In August of 1923, Woolf wrote a version of this scene:

“she liked laughing at him. Oh he talked about Ibsen. His recollection was that they had sat down on this They had sat on the ground & talked—he & Sally He & Clarissa & & Clarissa argued.” (Notebook 1 38; H 37).

It’s the Ibsen that stuck out to me here: of course Peter, trying so hard to be advanced, and Clarissa, attracted by advanced views but still sheltered, would have argued about Ibsen. It’s the 1890s. But we already know that she and Sally were reading Shelley and sneaking William Morris. Ibsen is one too many and he distracts from the emotions of the scene. So right to excise him. Right, too, to let Peter talk to Clarissa passionately here (rather than Sally—something she cannot quite decide in the notebook): it makes his loss of her love all the more profound. And it only strengthens our sense of what he loves and hates about her: her dignity and grace (as well as her maidenhood) in being able to be kind to him, to be a friend to him, even as she’s shifting her allegiance to a new man.

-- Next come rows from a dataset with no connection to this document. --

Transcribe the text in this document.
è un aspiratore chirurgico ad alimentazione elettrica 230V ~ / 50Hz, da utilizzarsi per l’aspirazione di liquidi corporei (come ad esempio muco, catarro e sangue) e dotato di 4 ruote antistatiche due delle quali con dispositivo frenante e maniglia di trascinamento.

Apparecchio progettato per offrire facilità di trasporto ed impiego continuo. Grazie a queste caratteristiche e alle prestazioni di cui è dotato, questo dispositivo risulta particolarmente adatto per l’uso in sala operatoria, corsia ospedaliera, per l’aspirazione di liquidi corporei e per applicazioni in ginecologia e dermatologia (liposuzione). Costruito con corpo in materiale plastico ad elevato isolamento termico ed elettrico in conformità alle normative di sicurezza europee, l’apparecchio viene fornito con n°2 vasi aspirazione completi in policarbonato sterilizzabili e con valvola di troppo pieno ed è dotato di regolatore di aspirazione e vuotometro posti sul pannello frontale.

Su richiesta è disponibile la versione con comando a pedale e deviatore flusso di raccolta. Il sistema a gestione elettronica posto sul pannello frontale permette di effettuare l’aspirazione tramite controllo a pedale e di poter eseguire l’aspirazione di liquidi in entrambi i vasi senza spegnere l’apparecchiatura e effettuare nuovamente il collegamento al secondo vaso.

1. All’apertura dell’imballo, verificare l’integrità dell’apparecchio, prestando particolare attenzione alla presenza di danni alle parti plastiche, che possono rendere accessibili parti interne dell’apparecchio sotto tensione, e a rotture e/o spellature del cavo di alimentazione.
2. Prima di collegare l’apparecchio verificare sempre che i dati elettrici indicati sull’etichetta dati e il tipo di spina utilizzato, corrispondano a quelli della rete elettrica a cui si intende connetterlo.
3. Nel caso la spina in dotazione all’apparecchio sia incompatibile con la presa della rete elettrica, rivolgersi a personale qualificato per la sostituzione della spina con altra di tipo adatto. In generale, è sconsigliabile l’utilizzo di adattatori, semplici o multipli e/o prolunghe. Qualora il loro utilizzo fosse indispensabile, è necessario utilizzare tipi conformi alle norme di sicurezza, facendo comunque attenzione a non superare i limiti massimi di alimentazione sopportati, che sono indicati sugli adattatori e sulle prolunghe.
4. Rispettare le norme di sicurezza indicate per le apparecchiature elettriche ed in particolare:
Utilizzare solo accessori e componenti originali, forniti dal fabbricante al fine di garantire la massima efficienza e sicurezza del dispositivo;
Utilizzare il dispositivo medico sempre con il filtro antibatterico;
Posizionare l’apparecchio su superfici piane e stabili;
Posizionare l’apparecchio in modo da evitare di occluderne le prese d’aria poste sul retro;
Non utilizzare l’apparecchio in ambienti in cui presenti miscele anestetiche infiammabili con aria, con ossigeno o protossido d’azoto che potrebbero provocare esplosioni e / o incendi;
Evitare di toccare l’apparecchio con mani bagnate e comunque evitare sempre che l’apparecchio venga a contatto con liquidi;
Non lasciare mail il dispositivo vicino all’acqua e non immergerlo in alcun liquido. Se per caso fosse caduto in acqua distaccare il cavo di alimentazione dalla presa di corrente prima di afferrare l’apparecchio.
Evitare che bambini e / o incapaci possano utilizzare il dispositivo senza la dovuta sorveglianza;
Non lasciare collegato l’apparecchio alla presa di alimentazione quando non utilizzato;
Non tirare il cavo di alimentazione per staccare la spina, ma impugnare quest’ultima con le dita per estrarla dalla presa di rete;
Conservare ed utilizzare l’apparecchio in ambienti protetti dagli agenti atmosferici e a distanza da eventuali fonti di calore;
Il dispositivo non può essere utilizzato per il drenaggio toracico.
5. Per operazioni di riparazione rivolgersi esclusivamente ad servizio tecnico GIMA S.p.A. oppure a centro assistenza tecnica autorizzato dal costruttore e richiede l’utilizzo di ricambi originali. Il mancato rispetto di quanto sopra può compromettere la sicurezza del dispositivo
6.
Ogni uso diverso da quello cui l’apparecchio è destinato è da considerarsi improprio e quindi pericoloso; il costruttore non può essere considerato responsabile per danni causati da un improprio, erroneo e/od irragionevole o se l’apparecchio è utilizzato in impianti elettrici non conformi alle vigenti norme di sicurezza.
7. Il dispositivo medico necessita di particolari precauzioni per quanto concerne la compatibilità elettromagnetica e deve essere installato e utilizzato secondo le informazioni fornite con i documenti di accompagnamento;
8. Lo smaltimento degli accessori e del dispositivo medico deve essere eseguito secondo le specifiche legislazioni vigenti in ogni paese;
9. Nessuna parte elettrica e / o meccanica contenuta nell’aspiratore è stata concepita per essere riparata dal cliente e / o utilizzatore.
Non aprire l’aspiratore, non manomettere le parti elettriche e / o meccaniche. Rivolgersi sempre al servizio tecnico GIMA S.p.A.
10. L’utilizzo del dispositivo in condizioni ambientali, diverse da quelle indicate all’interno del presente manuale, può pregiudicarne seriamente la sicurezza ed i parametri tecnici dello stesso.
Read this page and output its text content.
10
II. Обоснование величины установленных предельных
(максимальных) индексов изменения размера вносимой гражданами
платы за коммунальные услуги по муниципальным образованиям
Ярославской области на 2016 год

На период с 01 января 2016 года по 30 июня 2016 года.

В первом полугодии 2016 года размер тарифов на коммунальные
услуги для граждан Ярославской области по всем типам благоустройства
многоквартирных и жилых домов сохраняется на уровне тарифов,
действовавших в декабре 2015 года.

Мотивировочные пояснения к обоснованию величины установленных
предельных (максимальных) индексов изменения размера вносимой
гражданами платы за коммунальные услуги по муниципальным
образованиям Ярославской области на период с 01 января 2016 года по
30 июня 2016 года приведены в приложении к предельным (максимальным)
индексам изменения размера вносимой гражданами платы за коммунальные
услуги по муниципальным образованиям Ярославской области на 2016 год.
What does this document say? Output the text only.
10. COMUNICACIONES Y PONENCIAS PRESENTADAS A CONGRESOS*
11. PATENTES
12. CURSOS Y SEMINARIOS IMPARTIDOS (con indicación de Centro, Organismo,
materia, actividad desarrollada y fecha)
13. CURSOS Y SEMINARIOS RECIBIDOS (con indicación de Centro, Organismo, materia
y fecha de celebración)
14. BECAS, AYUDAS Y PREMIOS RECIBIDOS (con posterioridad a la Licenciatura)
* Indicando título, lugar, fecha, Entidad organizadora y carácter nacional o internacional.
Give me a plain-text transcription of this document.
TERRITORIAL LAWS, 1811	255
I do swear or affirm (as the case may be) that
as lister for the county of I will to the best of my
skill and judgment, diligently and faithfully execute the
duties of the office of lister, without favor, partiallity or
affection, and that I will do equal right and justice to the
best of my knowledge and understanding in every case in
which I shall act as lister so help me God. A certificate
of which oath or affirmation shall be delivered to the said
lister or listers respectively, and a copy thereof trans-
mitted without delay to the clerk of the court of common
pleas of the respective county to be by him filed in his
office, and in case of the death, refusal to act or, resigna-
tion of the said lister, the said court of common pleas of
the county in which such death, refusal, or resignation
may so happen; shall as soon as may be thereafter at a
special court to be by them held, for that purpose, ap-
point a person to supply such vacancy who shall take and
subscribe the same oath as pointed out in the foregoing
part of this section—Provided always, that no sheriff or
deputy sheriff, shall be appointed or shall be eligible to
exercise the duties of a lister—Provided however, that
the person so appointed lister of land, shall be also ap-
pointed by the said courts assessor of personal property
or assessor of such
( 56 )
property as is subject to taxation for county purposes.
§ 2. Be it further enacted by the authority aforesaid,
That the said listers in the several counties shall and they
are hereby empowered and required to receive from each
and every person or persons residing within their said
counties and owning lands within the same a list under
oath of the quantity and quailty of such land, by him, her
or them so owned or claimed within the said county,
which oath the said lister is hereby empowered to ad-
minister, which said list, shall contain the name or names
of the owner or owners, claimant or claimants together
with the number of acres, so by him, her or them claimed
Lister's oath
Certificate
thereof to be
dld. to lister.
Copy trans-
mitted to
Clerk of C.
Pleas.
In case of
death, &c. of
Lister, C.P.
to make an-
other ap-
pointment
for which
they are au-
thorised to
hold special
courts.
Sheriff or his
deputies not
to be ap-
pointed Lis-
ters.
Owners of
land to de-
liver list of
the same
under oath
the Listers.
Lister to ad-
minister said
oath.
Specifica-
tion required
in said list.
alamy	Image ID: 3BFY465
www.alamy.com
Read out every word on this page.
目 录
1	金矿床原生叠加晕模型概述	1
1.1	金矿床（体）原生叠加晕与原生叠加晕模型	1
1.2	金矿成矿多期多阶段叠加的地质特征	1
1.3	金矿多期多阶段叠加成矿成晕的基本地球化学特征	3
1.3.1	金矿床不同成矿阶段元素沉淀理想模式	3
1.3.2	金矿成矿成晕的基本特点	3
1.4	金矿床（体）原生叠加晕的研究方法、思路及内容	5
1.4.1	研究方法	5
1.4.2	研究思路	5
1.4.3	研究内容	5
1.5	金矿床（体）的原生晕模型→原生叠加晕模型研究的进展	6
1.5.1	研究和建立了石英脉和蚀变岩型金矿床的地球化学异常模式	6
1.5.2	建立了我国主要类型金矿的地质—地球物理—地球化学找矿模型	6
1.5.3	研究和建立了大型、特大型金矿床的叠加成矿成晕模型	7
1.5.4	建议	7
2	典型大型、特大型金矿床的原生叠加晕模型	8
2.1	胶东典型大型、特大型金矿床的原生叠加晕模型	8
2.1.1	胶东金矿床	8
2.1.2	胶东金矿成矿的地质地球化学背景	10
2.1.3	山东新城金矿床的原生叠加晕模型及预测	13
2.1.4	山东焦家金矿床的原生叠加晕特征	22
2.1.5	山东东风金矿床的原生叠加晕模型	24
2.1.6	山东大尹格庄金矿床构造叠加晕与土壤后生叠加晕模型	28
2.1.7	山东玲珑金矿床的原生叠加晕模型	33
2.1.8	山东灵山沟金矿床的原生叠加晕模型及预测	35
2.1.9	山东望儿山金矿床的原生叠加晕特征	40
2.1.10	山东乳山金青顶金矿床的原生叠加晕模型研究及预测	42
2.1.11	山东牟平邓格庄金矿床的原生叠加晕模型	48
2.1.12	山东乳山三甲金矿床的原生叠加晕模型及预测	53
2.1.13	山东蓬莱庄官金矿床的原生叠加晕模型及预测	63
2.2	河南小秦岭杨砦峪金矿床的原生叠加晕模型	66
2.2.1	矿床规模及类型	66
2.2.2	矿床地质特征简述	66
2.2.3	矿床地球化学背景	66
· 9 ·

Wednesday, November 02, 2011

Draft footnote of the day: Shallott's shallop

When Richard Dalloway finds himself, unwillingly following Hugh Whitbread on a necklace-shopping trip, he thinks "Goodness knows he didn't want to go buying necklaces with Hugh. But there are tides in the body. Morning meets afternoon. Borne like a frail shallop on deep, deep floods...."

I got interested in that shallop and here's what I've come up with. It may be a reach, but I rather like it:

171.26 frail shallop By the 19th century, an unusual* word, denoting a small boat for shallow waters. Tennyson’s Lady of Shallott floats to Camelot “unhailed / The shallop flitteth silken-sail’d / Skimming down to Camelot” (21-23).
*I would love to use "rare" but that is a term of art for lexicographers, so I'll stay safe with unusual, which I believe to be accurate. The OED's 19th c attestations are to Tennyson and William Holman Hunt: both deliberately archaizing writers.